Attacks in the Red Sea region cause an increase in the price of crude oil

The growing attacks in the Red Sea, which have forced oil corporations and tanker owners to steer clear of the area, caused crude oil prices to spike by 2.11%, closing at 6,137. According to Russian Deputy Prime Minister Alexander Novak, the country is considering reducing its oil exports by more than 50,000 barrels per day (bpd) in December in an effort to raise world oil prices. This news provided assistance to the market. The already decided-upon annual reduction of 300,000 bpd would be supplemented by these further decreases.
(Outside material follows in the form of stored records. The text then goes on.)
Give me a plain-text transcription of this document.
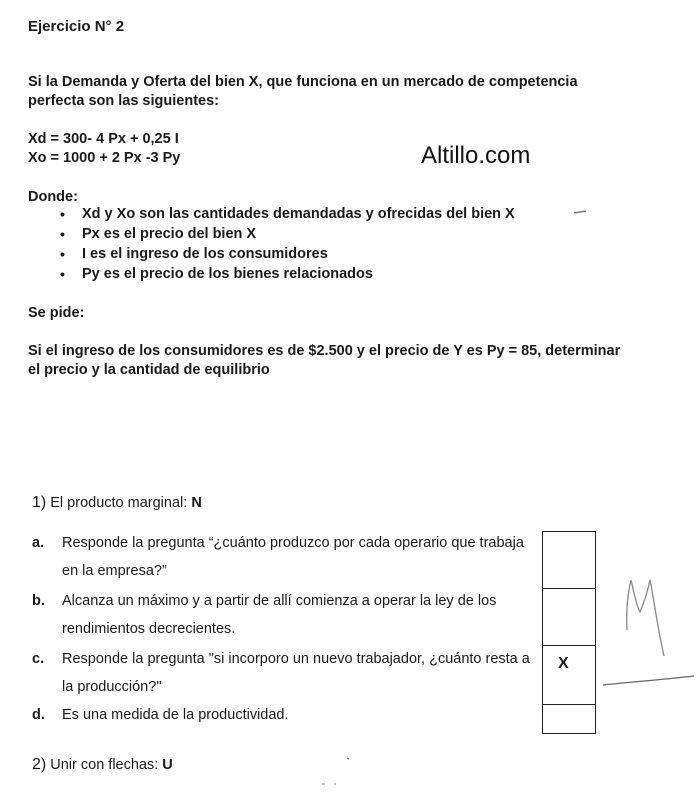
Ejercicio N° 2
Si la Demanda y Oferta del bien X, que funciona en un mercado de competencia perfecta son las siguientes:
Xd = 300- 4 Px + 0,25 I
Xo = 1000 + 2 Px -3 Py	Altillo.com
Donde:
• Xd y Xo son las cantidades demandadas y ofrecidas del bien X
• Px es el precio del bien X
• I es el ingreso de los consumidores
• Py es el precio de los bienes relacionados
Se pide:
Si el ingreso de los consumidores es de $2.500 y el precio de Y es Py = 85, determinar el precio y la cantidad de equilibrio
1) El producto marginal: N
a. Responde la pregunta “¿cuánto produzco por cada operario que trabaja en la empresa?”
b. Alcanza un máximo y a partir de allí comienza a operar la ley de los rendimientos decrecientes.
c. Responde la pregunta "si incorporo un nuevo trabajador, ¿cuánto resta a la producción?"
d. Es una medida de la productividad.
X
2) Unir con flechas: U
An additional factor in the price increase was the unfavorable weather in Russia, which prevented around two thirds of port loadings. The Houthi attacks on ships near Yemen stoked worries about possible delays in the oil supply, and geopolitical tensions contributed to the optimistic mood. As Houthi rebels in the Red Sea intensify their attacks on commercial vessels, shipping companies are thinking of circumventing the Suez Canal.

Crude oil prices were further boosted by the optimistic projection by the International Energy Agency (IEA) of 1.1 million bpd growth in oil consumption in 2024. Furthermore, statistics from Baker Hughes Rig Counts on Friday indicated a drop to 501 from the previous count of 503, indicating a marginal decline in the consumption of goods and services generated by the oil and gas sector.

With open interest rising 5.87% to close at 13,402, the market appears to be under new purchasing pressure technically. A breach below 5,940 might take crude oil below 5,744. At the moment, 5,940 is providing support for the price. 6,277 is probably the resistance level, and a rise above there might result in testing at 6,418.